Hasta olsun olmasın!, daha fazla insan muayene etmek, insan sağlığı için dünyada ne kadar tetkik ve tahlil yöntemi varsa, yaptırabildiğimiz kadarını! yaptırabilmek, klasik tıbbi kayıtlarda herhangi bir hastalık bulamazsak da, literatürü! de yanımıza alıp yeni hastalıklar, sendromlar ihdas etmekte, mucizevi! bitki ve ilaçlarla tedavilerini planlamakta, ameliyat çok gerekmese de, teknoloji, implant, protez, bisturi ve cerrahinin keramet ve sihrine! inanmakta ve inandırmakta, bu konuda da asla rakip tanımamakta ve mukayese kabul etmez bir gayret ve yarış içine girdik. Çünkü performans, insanımızın sağlığı anlamına gelse de, sonuçta, daha çok para da demektir! Evet, bizim ana hedefimiz "para" değil ama, biz bu sıkıntılara, hastalara daha iyi hizmet vermek amacı ile katlanıyoruz!

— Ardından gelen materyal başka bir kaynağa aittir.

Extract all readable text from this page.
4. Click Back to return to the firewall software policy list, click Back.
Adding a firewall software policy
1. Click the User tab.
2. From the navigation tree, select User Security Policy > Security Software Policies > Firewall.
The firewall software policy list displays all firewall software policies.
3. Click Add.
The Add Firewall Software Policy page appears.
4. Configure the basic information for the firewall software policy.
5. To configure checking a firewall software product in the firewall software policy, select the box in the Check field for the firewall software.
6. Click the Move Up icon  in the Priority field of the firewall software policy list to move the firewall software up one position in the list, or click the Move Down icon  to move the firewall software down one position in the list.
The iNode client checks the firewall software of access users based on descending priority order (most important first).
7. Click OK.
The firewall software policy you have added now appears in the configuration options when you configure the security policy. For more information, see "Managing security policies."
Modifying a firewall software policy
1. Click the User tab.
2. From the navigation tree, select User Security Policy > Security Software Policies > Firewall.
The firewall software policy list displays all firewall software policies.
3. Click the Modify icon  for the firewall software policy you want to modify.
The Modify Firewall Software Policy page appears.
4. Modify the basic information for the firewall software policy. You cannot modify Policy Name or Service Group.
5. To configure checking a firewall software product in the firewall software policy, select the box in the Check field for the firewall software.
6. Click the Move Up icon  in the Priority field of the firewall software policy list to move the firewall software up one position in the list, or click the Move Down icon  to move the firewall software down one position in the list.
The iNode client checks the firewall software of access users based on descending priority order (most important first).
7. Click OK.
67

Hayır, neden müstehzi bir ifade ile gülüyorsunuz ki? Ben kimseyi suçlamıyorum. Dürüst ve meslek ahlakını birinci planda tutan gayretkeş meslektaşlarımı takdir ve tebrik etmekle birlikte, maalesef bu menfur ve tefessüh etmiş zihniyetteki hekimlerin olduğunu da unutmamamız gerekir. Onlar adına ise utanıyorum ve üzülüyorum. Çuvaldızı biraz da kendimize batırmak gerekir. Ancak, bu meslektaşlarımızı bu yola iten düzenlemeler, uygulamalar, hazırlanan şartlar ve bunlara vesile olanlar da, en az onlar kadar sorumludur. Evet, "SANITA PER PERFORMANCA!" Harika
Daha şimdiden, itiraz içerikli elektronik postaları alır gibiyim.
Kısa bir süre önce, otomobilimin vites sistemindeki basit bir arıza için gittiğim tamirci, vites kutusunun rutubet aldığını söyleyerek, vites kolunu söküp, kutuyu silerek kuruttuktan sonra tekrar yerine takıp problemimi 15-20 dakikada giderdi. Bunun karşılığında da tam 350 Turkish Lira! talep etti
Bazen ben kendimi de anlamakta zorluk çekiyorum! Vites kutusunun silinmesi ve onun ücreti ile hekimlerin ve performansın ne ilgisi var, anlayamıyorum. Anlayan beri gelsin! Bu doktorlara her şey müstahak
Sami Paşa’nın Muhammes Güftesi, Suphi Ziya Özpekkan’ın Saba Bestesi ile hafızaları tazeleyelim.
"Semt-i dildare bu demler seferin var mı sabâ,
Dil-i hasret zedeye nev haberin var mı sabâ,
Ben giriftar-ı elem bülbül-i efgan zedeyim,
Verd-i bağ-ı eleminde güzerin var mı sabâ,
Çin-i zülfünde o şuhun eserin var mı sabâ."